手話の雑学99

これまでの長い議論をまとめると、手話は「身体で考える言語」という比喩ができると思います。
ご紹介した手話の語彙例から見えるのは、次の三点です。
・身体の動き・位置・感覚がそのまま語の意味の土台になる
・空間が意味分類・対義・文法関係を組織する
・抽象概念は身体経験から導かれるメタファーで体系化される
音声言語で見えにくい「意味の成立プロセス」が、手話では視覚的に「見える」のです。いわば「意味が視覚化されている」といえるのです。音声言語では、音声そのものが意味を表しているのはオノマトペであり、抽象的なレベルで音象徴という現象があるにすぎません。しかし手話は言語の形そのものが意味をはっきりと示しているわけです。これが手話が言語研究にとって“進化の実験室”である理由の一つです。手話が意味を「目で見てわかる形」で表現していることは、「当たり前」に思われているので、不思議には感じられないのかもしれませんが、実はメタファー論という視点から考えると、手話を共有する音声言語、たとえば日本手話と日本語は同じ文化圏にあるので、同じメタファーも共有しています。重要なことはメタファーは人類に共通すると思われる部分と、文化によって差異がある部分があります。この事実も、言語普遍論のように統一化して考えると間違った結論になったり、謎ができたりします。言語相対論の立場に立って、メタファーの文化依存的側面も考慮して考えるべきなのです。それにより、手話がメタファー論によって分析できると同時に、反対に手話研究がメタファー論に貢献できるわけです。
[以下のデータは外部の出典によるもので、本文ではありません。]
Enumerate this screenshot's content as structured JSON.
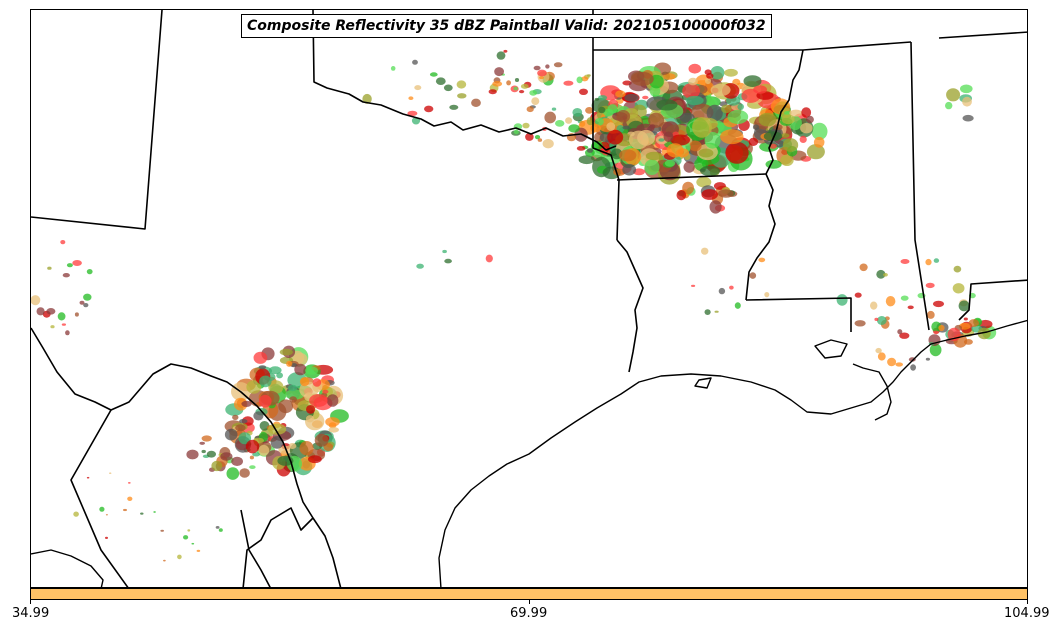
{
  "title": "Composite Reflectivity 35 dBZ Paintball Valid: 202105100000f032",
  "colorbar": {
    "color": "#ffc266",
    "ticks": [
      "34.99",
      "69.99",
      "104.99"
    ]
  },
  "member_colors": [
    "#e8c07a",
    "#ff8c1a",
    "#ff3b3b",
    "#cc0000",
    "#8b3a3a",
    "#a0522d",
    "#9aa02a",
    "#b5b53a",
    "#3cb371",
    "#22bb22",
    "#55dd55",
    "#2f6f2f",
    "#555555",
    "#d2691e"
  ],
  "map_layers": [
    "state-borders",
    "country-border",
    "coastline",
    "reflectivity-paintball"
  ]
}
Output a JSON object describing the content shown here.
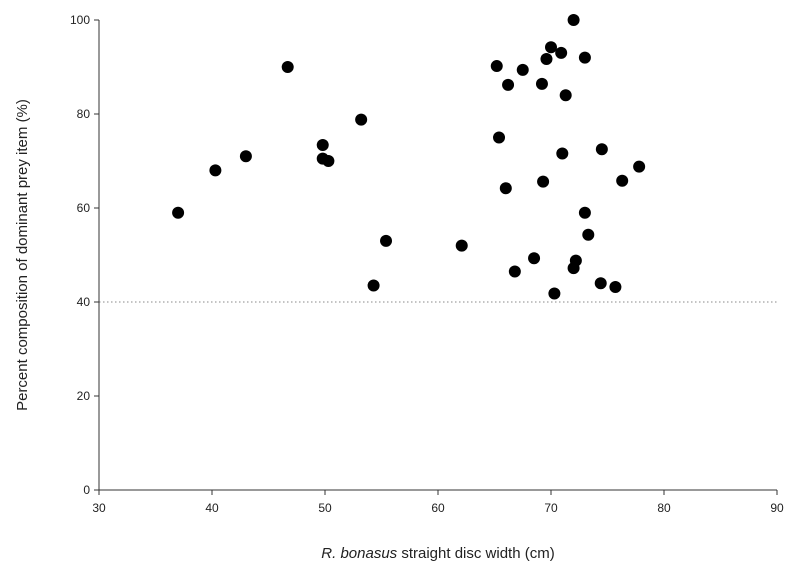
{
  "chart_data": {
    "type": "scatter",
    "title": "",
    "xlabel_italic": "R. bonasus",
    "xlabel_rest": " straight disc width (cm)",
    "ylabel": "Percent composition of dominant prey item (%)",
    "xlim": [
      30,
      90
    ],
    "ylim": [
      0,
      100
    ],
    "x_ticks": [
      30,
      40,
      50,
      60,
      70,
      80,
      90
    ],
    "y_ticks": [
      0,
      20,
      40,
      60,
      80,
      100
    ],
    "reference_line_y": 40,
    "grid": false,
    "marker_color": "#000000",
    "points": [
      {
        "x": 37.0,
        "y": 59.0
      },
      {
        "x": 40.3,
        "y": 68.0
      },
      {
        "x": 43.0,
        "y": 71.0
      },
      {
        "x": 46.7,
        "y": 90.0
      },
      {
        "x": 49.8,
        "y": 73.4
      },
      {
        "x": 49.8,
        "y": 70.5
      },
      {
        "x": 50.3,
        "y": 70.0
      },
      {
        "x": 53.2,
        "y": 78.8
      },
      {
        "x": 54.3,
        "y": 43.5
      },
      {
        "x": 55.4,
        "y": 53.0
      },
      {
        "x": 62.1,
        "y": 52.0
      },
      {
        "x": 65.2,
        "y": 90.2
      },
      {
        "x": 65.4,
        "y": 75.0
      },
      {
        "x": 66.0,
        "y": 64.2
      },
      {
        "x": 66.2,
        "y": 86.2
      },
      {
        "x": 66.8,
        "y": 46.5
      },
      {
        "x": 67.5,
        "y": 89.4
      },
      {
        "x": 68.5,
        "y": 49.3
      },
      {
        "x": 69.2,
        "y": 86.4
      },
      {
        "x": 69.3,
        "y": 65.6
      },
      {
        "x": 69.6,
        "y": 91.7
      },
      {
        "x": 70.0,
        "y": 94.2
      },
      {
        "x": 70.3,
        "y": 41.8
      },
      {
        "x": 70.9,
        "y": 93.0
      },
      {
        "x": 71.0,
        "y": 71.6
      },
      {
        "x": 71.3,
        "y": 84.0
      },
      {
        "x": 72.0,
        "y": 100.0
      },
      {
        "x": 72.0,
        "y": 47.2
      },
      {
        "x": 72.2,
        "y": 48.8
      },
      {
        "x": 73.0,
        "y": 92.0
      },
      {
        "x": 73.0,
        "y": 59.0
      },
      {
        "x": 73.3,
        "y": 54.3
      },
      {
        "x": 74.4,
        "y": 44.0
      },
      {
        "x": 74.5,
        "y": 72.5
      },
      {
        "x": 75.7,
        "y": 43.2
      },
      {
        "x": 76.3,
        "y": 65.8
      },
      {
        "x": 77.8,
        "y": 68.8
      }
    ]
  }
}
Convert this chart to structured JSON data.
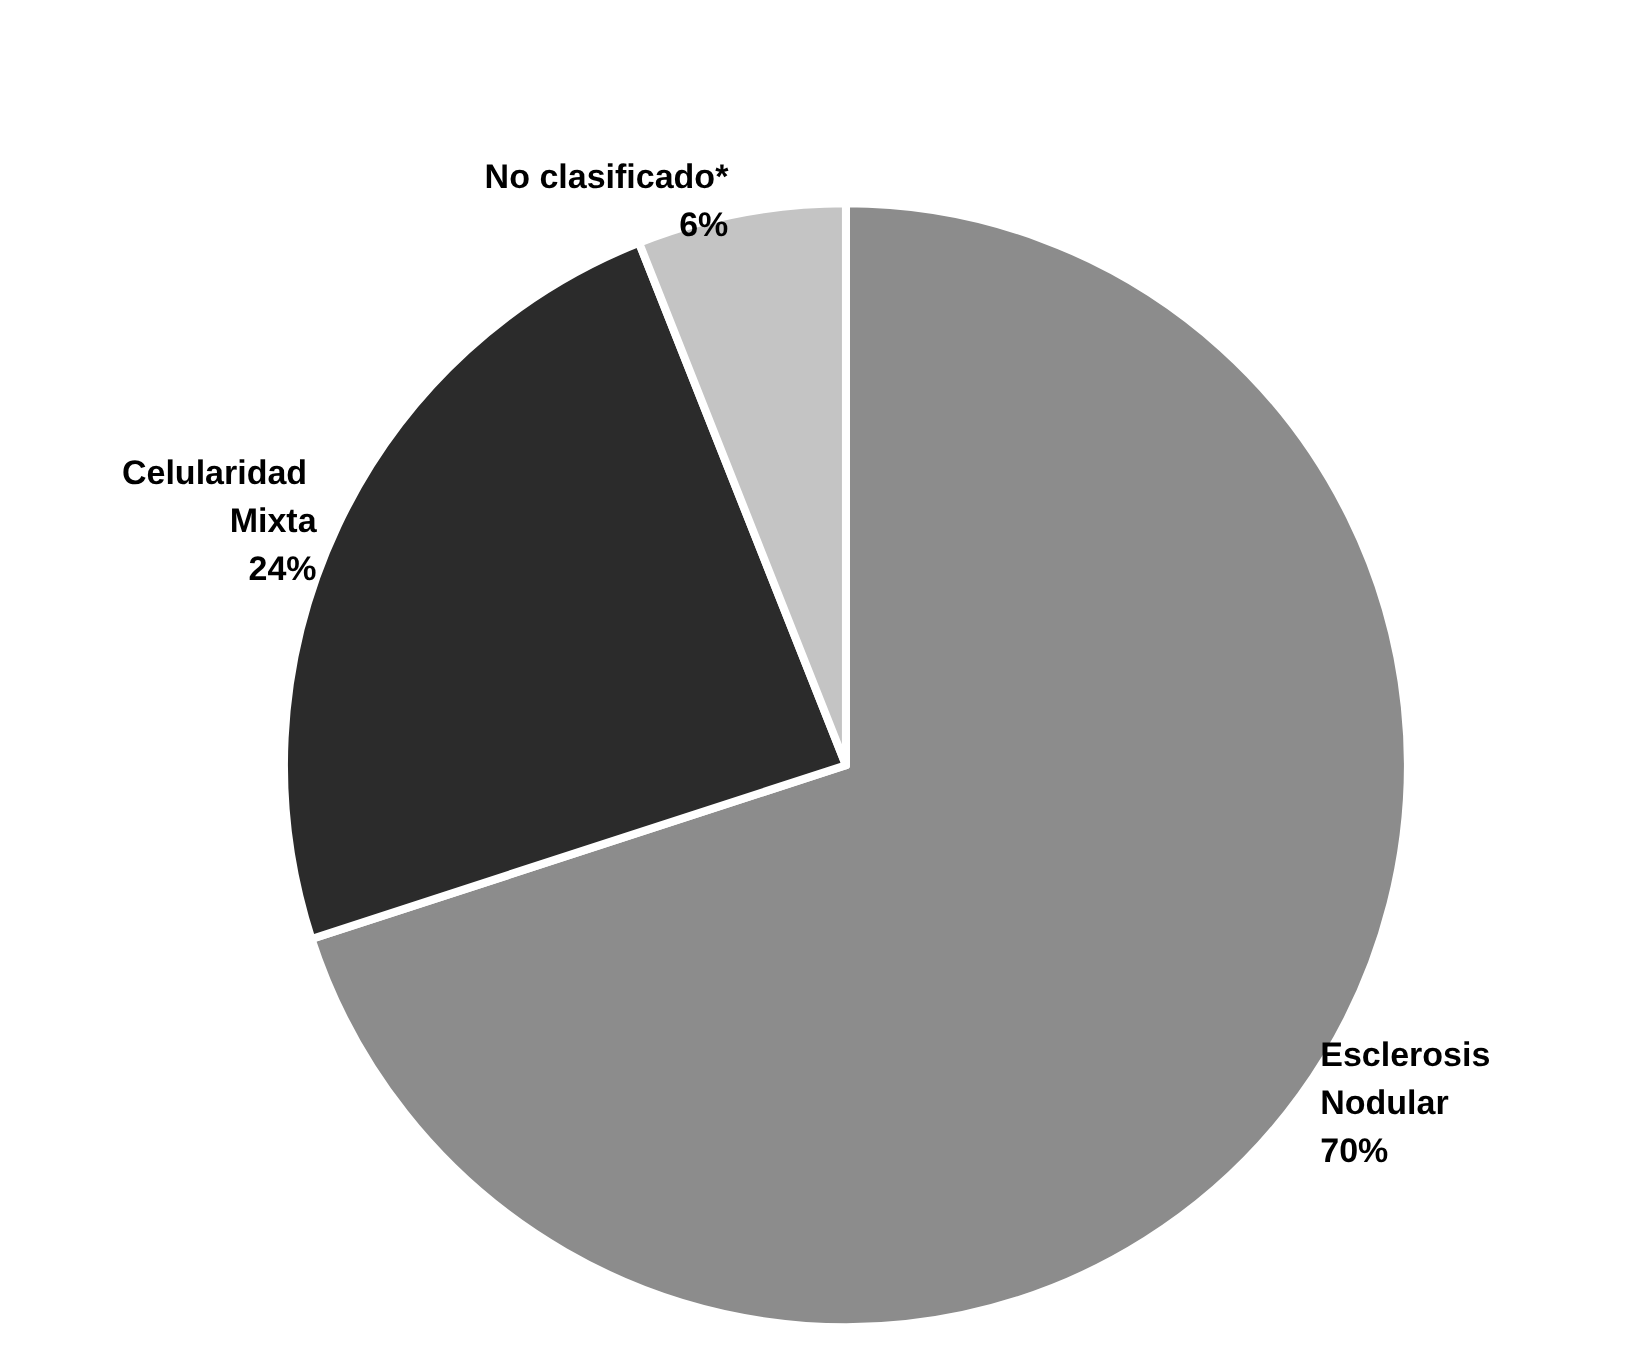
{
  "chart_data": {
    "type": "pie",
    "categories": [
      "Esclerosis Nodular",
      "Celularidad Mixta",
      "No clasificado*"
    ],
    "values": [
      70,
      24,
      6
    ],
    "value_labels": [
      "70%",
      "24%",
      "6%"
    ],
    "colors": [
      "#8c8c8c",
      "#2b2b2b",
      "#c4c4c4"
    ],
    "legend": false
  }
}
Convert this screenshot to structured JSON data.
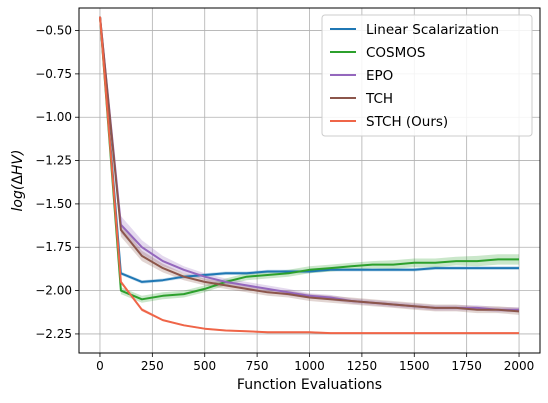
{
  "chart_data": {
    "type": "line",
    "title": "",
    "xlabel": "Function Evaluations",
    "ylabel_parts": {
      "prefix": "log(",
      "symbol": "Δ",
      "var": "HV",
      "suffix": ")"
    },
    "xlim": [
      -100,
      2100
    ],
    "ylim": [
      -2.36,
      -0.37
    ],
    "xticks": [
      0,
      250,
      500,
      750,
      1000,
      1250,
      1500,
      1750,
      2000
    ],
    "xtick_labels": [
      "0",
      "250",
      "500",
      "750",
      "1000",
      "1250",
      "1500",
      "1750",
      "2000"
    ],
    "yticks": [
      -0.5,
      -0.75,
      -1.0,
      -1.25,
      -1.5,
      -1.75,
      -2.0,
      -2.25
    ],
    "ytick_labels": [
      "−0.50",
      "−0.75",
      "−1.00",
      "−1.25",
      "−1.50",
      "−1.75",
      "−2.00",
      "−2.25"
    ],
    "grid": true,
    "legend_position": "top-right",
    "series": [
      {
        "name": "Linear Scalarization",
        "color": "#1f77b4",
        "x": [
          0,
          100,
          200,
          300,
          400,
          500,
          600,
          700,
          800,
          900,
          1000,
          1100,
          1200,
          1300,
          1400,
          1500,
          1600,
          1700,
          1800,
          1900,
          2000
        ],
        "y": [
          -0.42,
          -1.9,
          -1.95,
          -1.94,
          -1.92,
          -1.91,
          -1.9,
          -1.9,
          -1.89,
          -1.89,
          -1.89,
          -1.88,
          -1.88,
          -1.88,
          -1.88,
          -1.88,
          -1.87,
          -1.87,
          -1.87,
          -1.87,
          -1.87
        ],
        "band": [
          0.0,
          0.01,
          0.01,
          0.01,
          0.01,
          0.01,
          0.01,
          0.01,
          0.01,
          0.01,
          0.01,
          0.01,
          0.01,
          0.01,
          0.01,
          0.01,
          0.01,
          0.01,
          0.01,
          0.01,
          0.01
        ]
      },
      {
        "name": "COSMOS",
        "color": "#2ca02c",
        "x": [
          0,
          100,
          200,
          300,
          400,
          500,
          600,
          700,
          800,
          900,
          1000,
          1100,
          1200,
          1300,
          1400,
          1500,
          1600,
          1700,
          1800,
          1900,
          2000
        ],
        "y": [
          -0.42,
          -2.0,
          -2.05,
          -2.03,
          -2.02,
          -1.99,
          -1.95,
          -1.92,
          -1.91,
          -1.9,
          -1.88,
          -1.87,
          -1.86,
          -1.85,
          -1.85,
          -1.84,
          -1.84,
          -1.83,
          -1.83,
          -1.82,
          -1.82
        ],
        "band": [
          0.0,
          0.02,
          0.02,
          0.02,
          0.02,
          0.02,
          0.02,
          0.02,
          0.02,
          0.02,
          0.02,
          0.02,
          0.02,
          0.02,
          0.025,
          0.025,
          0.025,
          0.025,
          0.03,
          0.03,
          0.03
        ]
      },
      {
        "name": "EPO",
        "color": "#9467bd",
        "x": [
          0,
          100,
          200,
          300,
          400,
          500,
          600,
          700,
          800,
          900,
          1000,
          1100,
          1200,
          1300,
          1400,
          1500,
          1600,
          1700,
          1800,
          1900,
          2000
        ],
        "y": [
          -0.42,
          -1.62,
          -1.75,
          -1.83,
          -1.88,
          -1.92,
          -1.95,
          -1.97,
          -1.99,
          -2.01,
          -2.03,
          -2.04,
          -2.06,
          -2.07,
          -2.08,
          -2.09,
          -2.1,
          -2.1,
          -2.1,
          -2.11,
          -2.11
        ],
        "band": [
          0.0,
          0.05,
          0.04,
          0.03,
          0.02,
          0.02,
          0.02,
          0.02,
          0.02,
          0.02,
          0.015,
          0.015,
          0.015,
          0.015,
          0.015,
          0.015,
          0.015,
          0.015,
          0.015,
          0.015,
          0.015
        ]
      },
      {
        "name": "TCH",
        "color": "#8c564b",
        "x": [
          0,
          100,
          200,
          300,
          400,
          500,
          600,
          700,
          800,
          900,
          1000,
          1100,
          1200,
          1300,
          1400,
          1500,
          1600,
          1700,
          1800,
          1900,
          2000
        ],
        "y": [
          -0.42,
          -1.65,
          -1.8,
          -1.87,
          -1.92,
          -1.95,
          -1.97,
          -1.99,
          -2.01,
          -2.02,
          -2.04,
          -2.05,
          -2.06,
          -2.07,
          -2.08,
          -2.09,
          -2.1,
          -2.1,
          -2.11,
          -2.11,
          -2.12
        ],
        "band": [
          0.0,
          0.04,
          0.03,
          0.025,
          0.02,
          0.02,
          0.02,
          0.02,
          0.02,
          0.02,
          0.02,
          0.02,
          0.02,
          0.02,
          0.02,
          0.02,
          0.02,
          0.02,
          0.02,
          0.02,
          0.02
        ]
      },
      {
        "name": "STCH (Ours)",
        "color": "#ef6548",
        "x": [
          0,
          100,
          200,
          300,
          400,
          500,
          600,
          700,
          800,
          900,
          1000,
          1100,
          1200,
          1300,
          1400,
          1500,
          1600,
          1700,
          1800,
          1900,
          2000
        ],
        "y": [
          -0.42,
          -1.95,
          -2.11,
          -2.17,
          -2.2,
          -2.22,
          -2.23,
          -2.235,
          -2.24,
          -2.24,
          -2.24,
          -2.245,
          -2.245,
          -2.245,
          -2.245,
          -2.245,
          -2.245,
          -2.245,
          -2.245,
          -2.245,
          -2.245
        ],
        "band": [
          0.0,
          0.01,
          0.01,
          0.005,
          0.005,
          0.005,
          0.005,
          0.005,
          0.005,
          0.005,
          0.005,
          0.005,
          0.005,
          0.005,
          0.005,
          0.005,
          0.005,
          0.005,
          0.005,
          0.005,
          0.005
        ]
      }
    ]
  }
}
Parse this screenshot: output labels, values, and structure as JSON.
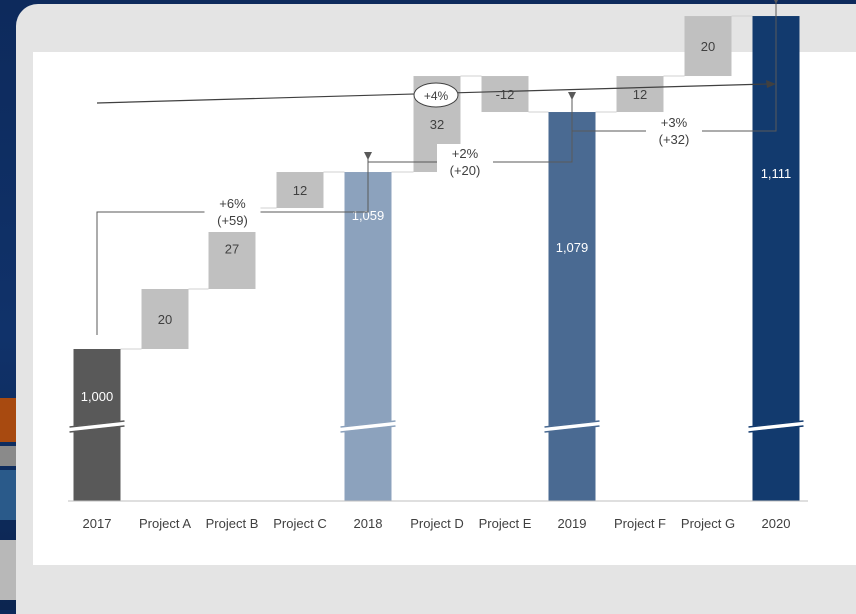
{
  "chart_data": {
    "type": "bar",
    "subtype": "waterfall",
    "categories": [
      "2017",
      "Project A",
      "Project B",
      "Project C",
      "2018",
      "Project D",
      "Project E",
      "2019",
      "Project F",
      "Project G",
      "2020"
    ],
    "values": [
      1000,
      20,
      27,
      12,
      1059,
      32,
      -12,
      1079,
      12,
      20,
      1111
    ],
    "value_labels": [
      "1,000",
      "20",
      "27",
      "12",
      "1,059",
      "32",
      "-12",
      "1,079",
      "12",
      "20",
      "1,111"
    ],
    "kind": [
      "total",
      "delta",
      "delta",
      "delta",
      "total",
      "delta",
      "delta",
      "total",
      "delta",
      "delta",
      "total"
    ],
    "colors": {
      "2017": "#595959",
      "2018": "#8ca2bd",
      "2019": "#4a6a92",
      "2020": "#123a6e",
      "delta": "#c0c0c0"
    },
    "axis_break": true,
    "brackets": [
      {
        "from": "2017",
        "to": "2018",
        "pct": "+6%",
        "abs": "(+59)"
      },
      {
        "from": "2018",
        "to": "2019",
        "pct": "+2%",
        "abs": "(+20)"
      },
      {
        "from": "2019",
        "to": "2020",
        "pct": "+3%",
        "abs": "(+32)"
      }
    ],
    "overall_cagr": "+4%",
    "title": "",
    "xlabel": "",
    "ylabel": ""
  }
}
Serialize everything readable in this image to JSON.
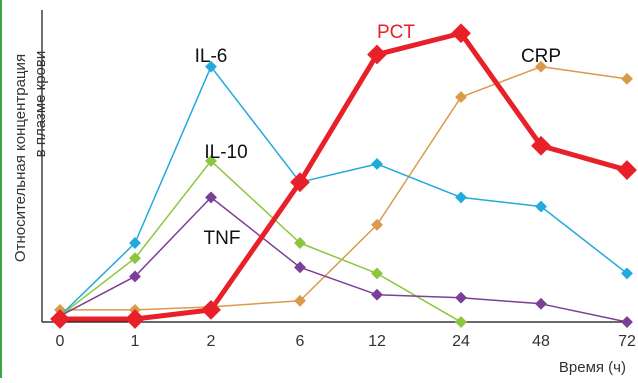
{
  "chart_data": {
    "type": "line",
    "categories": [
      "0",
      "1",
      "2",
      "6",
      "12",
      "24",
      "48",
      "72"
    ],
    "title": "",
    "ylabel_lines": [
      "Относительная концентрация",
      "в плазме крови"
    ],
    "xlabel": "Время (ч)",
    "ylim": [
      0,
      100
    ],
    "grid": false,
    "series": [
      {
        "name": "PCT",
        "color": "#e8202a",
        "width": 5,
        "values": [
          0,
          0,
          3,
          45,
          87,
          94,
          57,
          49
        ]
      },
      {
        "name": "CRP",
        "color": "#d99a4a",
        "width": 1.5,
        "values": [
          3,
          3,
          4,
          6,
          31,
          73,
          83,
          79
        ]
      },
      {
        "name": "IL-6",
        "color": "#22aadd",
        "width": 1.5,
        "values": [
          1,
          25,
          83,
          45,
          51,
          40,
          37,
          15
        ]
      },
      {
        "name": "IL-10",
        "color": "#8cc63e",
        "width": 1.5,
        "values": [
          1,
          20,
          52,
          25,
          15,
          -1,
          null,
          null
        ]
      },
      {
        "name": "TNF",
        "color": "#7b3f98",
        "width": 1.5,
        "values": [
          1,
          14,
          40,
          17,
          8,
          7,
          5,
          -1
        ]
      }
    ]
  }
}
以上で、手話と認知メタファーの関係についてのまとめは終了です。
普段なじみのない分野かもしれないので、多分に専門的過ぎることは承知しています。知っていただきたいのは、手話が聾者とのコミュニケーション手段というだけではなく、いろいろな専門分野から興味をもたれている言語だということです。言い方を換えると、手話を聾者とのコミュニケーション手段という世界だけに閉じ込めてはいけない、ということです。手話が聾者社会と深い関係のある文化であることは尊重されるとしても、実は人間の根源にも深く関わっていて、人間を知るための重要な資料である、ということをわかっていただきたいのです。しかも抽象的な思考の世界だけでなく、目に見える身体や空間の利用を人間がいかに利用しているか、という側面が明らかになります。
手話の思想的側面はあまり紹介してきませんでしたので、来年からは「手話の哲学」のようなものを新たなシリーズとして、ご紹介していきたいと思っております。
年末年始は文化的な話題になりますので、気軽にお読みください。